Iyer’s voice leads this exploration. It glides and guides the listener through lyrics that often work as both instructions and recitations: “Take it in your hands,” she sings, “make the choice to get better.” The record explores themes of personal and interpersonal healing, with Iyer frequently turning to nature in her search for understanding and acceptance. The compositions reflect this searching quality—the arrangements feel both careful and spontaneous. Horns, synths and strings drop in as counterpoints to Iyer’s voice (“Always, Be Together”), or else build toward noise (“My Mind Keeps Running”). “Let’s make a deal to always be together / even though we don’t belong,” Iyer sings in the last track, while a world of her own creation billows around her, every sound perfect in its place.
Is The Idea Of Us
Toronto art rockers New Fries went from a four-piece to a trio in 2018, upon the departure of synth player Ryan Carley. The group took the transition as an opportunity to rethink their whole structure, with each of the remaining members learning a new instrument or altering their previous setup. Their new album, Is The Idea Of Us (Telephone Explosion), is the captivating result—a record that takes pleasure in playful experimentation and repetition.

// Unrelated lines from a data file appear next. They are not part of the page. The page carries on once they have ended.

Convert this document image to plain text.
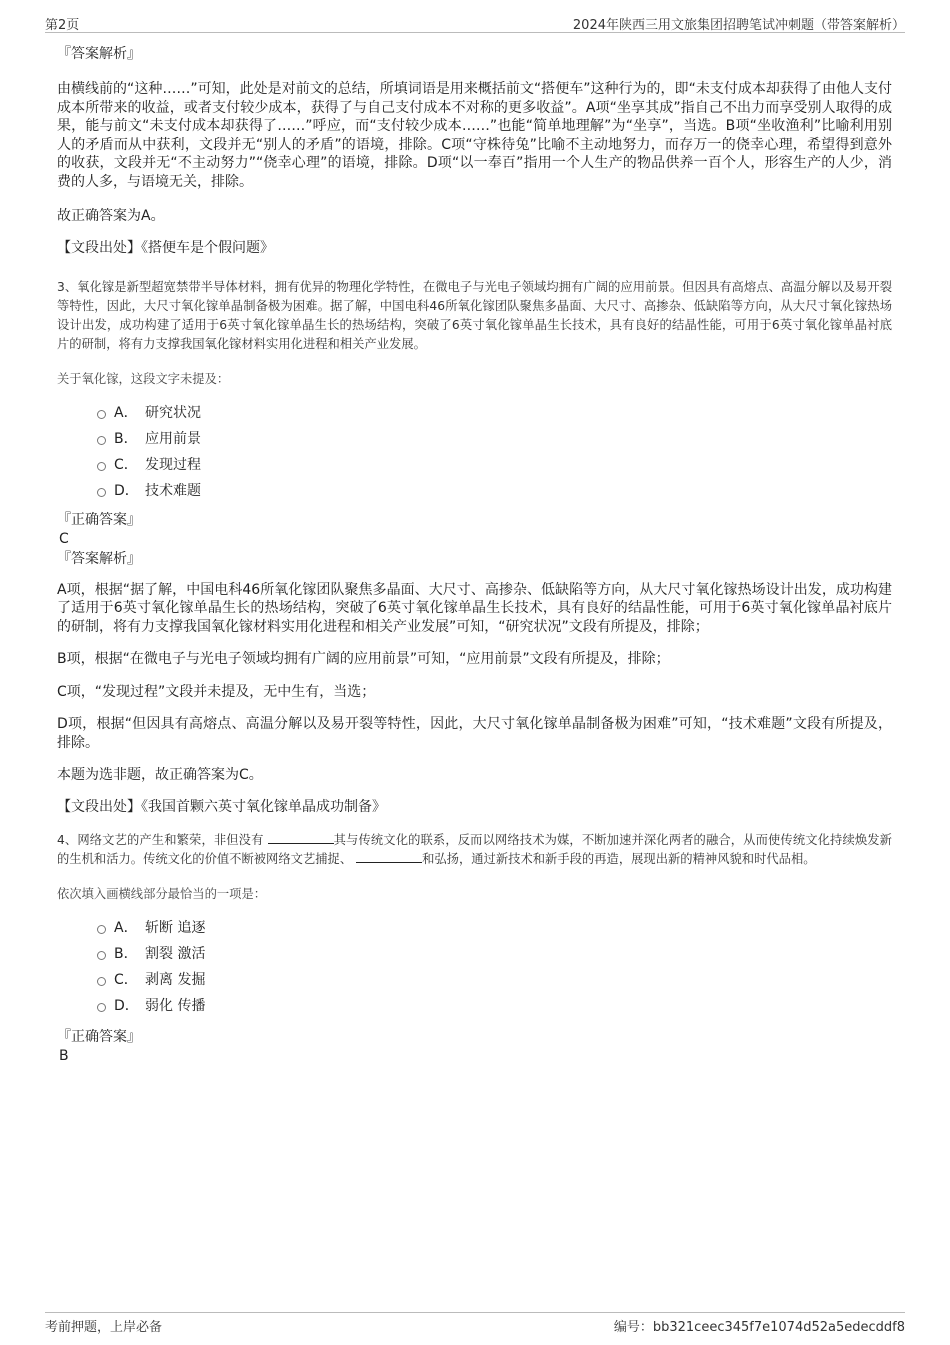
第2页	2024年陕西三用文旅集团招聘笔试冲刺题（带答案解析）

『答案解析』

由横线前的“这种……”可知，此处是对前文的总结，所填词语是用来概括前文“搭便车”这种行为的，即“未支付成本却获得了由他人支付成本所带来的收益，或者支付较少成本，获得了与自己支付成本不对称的更多收益”。A项“坐享其成”指自己不出力而享受别人取得的成果，能与前文“未支付成本却获得了……”呼应，而“支付较少成本……”也能“简单地理解”为“坐享”，当选。B项“坐收渔利”比喻利用别人的矛盾而从中获利，文段并无“别人的矛盾”的语境，排除。C项“守株待兔”比喻不主动地努力，而存万一的侥幸心理，希望得到意外的收获，文段并无“不主动努力”“侥幸心理”的语境，排除。D项“以一奉百”指用一个人生产的物品供养一百个人，形容生产的人少，消费的人多，与语境无关，排除。

故正确答案为A。

【文段出处】《搭便车是个假问题》

3、氧化镓是新型超宽禁带半导体材料，拥有优异的物理化学特性，在微电子与光电子领域均拥有广阔的应用前景。但因具有高熔点、高温分解以及易开裂等特性，因此，大尺寸氧化镓单晶制备极为困难。据了解，中国电科46所氧化镓团队聚焦多晶面、大尺寸、高掺杂、低缺陷等方向，从大尺寸氧化镓热场设计出发，成功构建了适用于6英寸氧化镓单晶生长的热场结构，突破了6英寸氧化镓单晶生长技术，具有良好的结晶性能，可用于6英寸氧化镓单晶衬底片的研制，将有力支撑我国氧化镓材料实用化进程和相关产业发展。

关于氧化镓，这段文字未提及：

A． 研究状况
B． 应用前景
C． 发现过程
D． 技术难题

『正确答案』

C

『答案解析』

A项，根据“据了解，中国电科46所氧化镓团队聚焦多晶面、大尺寸、高掺杂、低缺陷等方向，从大尺寸氧化镓热场设计出发，成功构建了适用于6英寸氧化镓单晶生长的热场结构，突破了6英寸氧化镓单晶生长技术，具有良好的结晶性能，可用于6英寸氧化镓单晶衬底片的研制，将有力支撑我国氧化镓材料实用化进程和相关产业发展”可知，“研究状况”文段有所提及，排除；

B项，根据“在微电子与光电子领域均拥有广阔的应用前景”可知，“应用前景”文段有所提及，排除；

C项，“发现过程”文段并未提及，无中生有，当选；

D项，根据“但因具有高熔点、高温分解以及易开裂等特性，因此，大尺寸氧化镓单晶制备极为困难”可知，“技术难题”文段有所提及，排除。

本题为选非题，故正确答案为C。

【文段出处】《我国首颗六英寸氧化镓单晶成功制备》

4、网络文艺的产生和繁荣，非但没有	其与传统文化的联系，反而以网络技术为媒，不断加速并深化两者的融合，从而使传统文化持续焕发新的生机和活力。传统文化的价值不断被网络文艺捕捉、	和弘扬，通过新技术和新手段的再造，展现出新的精神风貌和时代品相。

依次填入画横线部分最恰当的一项是：

A． 斩断 追逐
B． 割裂 激活
C． 剥离 发掘
D． 弱化 传播

『正确答案』

B

考前押题，上岸必备	编号：bb321ceec345f7e1074d52a5edecddf8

The album’s six core tracks often bring together straightforward ideas—a four-on-the-floor drumbeat, a simple bass riff—in unexpected ways, heralded by Anni Spadafora’s cool and cutting vocals. Spadafora’s lyrics feel both abstract and specific, taking inspiration from fabrics and volcanic eruptions. The longer songs appear on the record alongside seven shorter tracks, all titled “genre,” that find the band having fun with samples and drones. This is the kind of idiosyncratic record that defies algorithm-oriented consistency; songs end in the middle of a phrase, parts slip in and out of time. Hopefully someday they’ll get to play it live, but for now you can turn it up in your living room and let New Fries hypnotize.
Bells in the Ruins
On Bells in the Ruins (Prism Tongue), Ora Cogan conjures a dreamy, psychedelic soundscape that circles a rotten core. The Vancouver singer-songwriter sings of devil’s marks and knives in teeth, often addressing an ambiguous figure shadowed in pain and trauma. “You walk like a blade,” she sings on “Skull,” “love and rage on your back.” The focal point here is Cogan’s ethereal voice, which paints gothic portraits, but her band is essential to the project as well, shading in her vocal landscapes. Some songs lean into alt-folk tendencies; the slide guitar on album opener “Sleeping” sounds straight out of a Mazzy Star song (for whom Cogan once opened). Others, like “Skull” and “Kills,” are more frenetic and could almost be guitar-pop tracks, if not for Cogan’s celestial vocalizations. It would be nice to hear her lyrics more clearly, especially since they gesture to such evocative images. Mostly, though, the words are a home for the sound: arresting and immersive, Bells in the Ruins feels like a dark cloud looming, never fully breaking into lightning and thunder, hovering on the edge of the storm.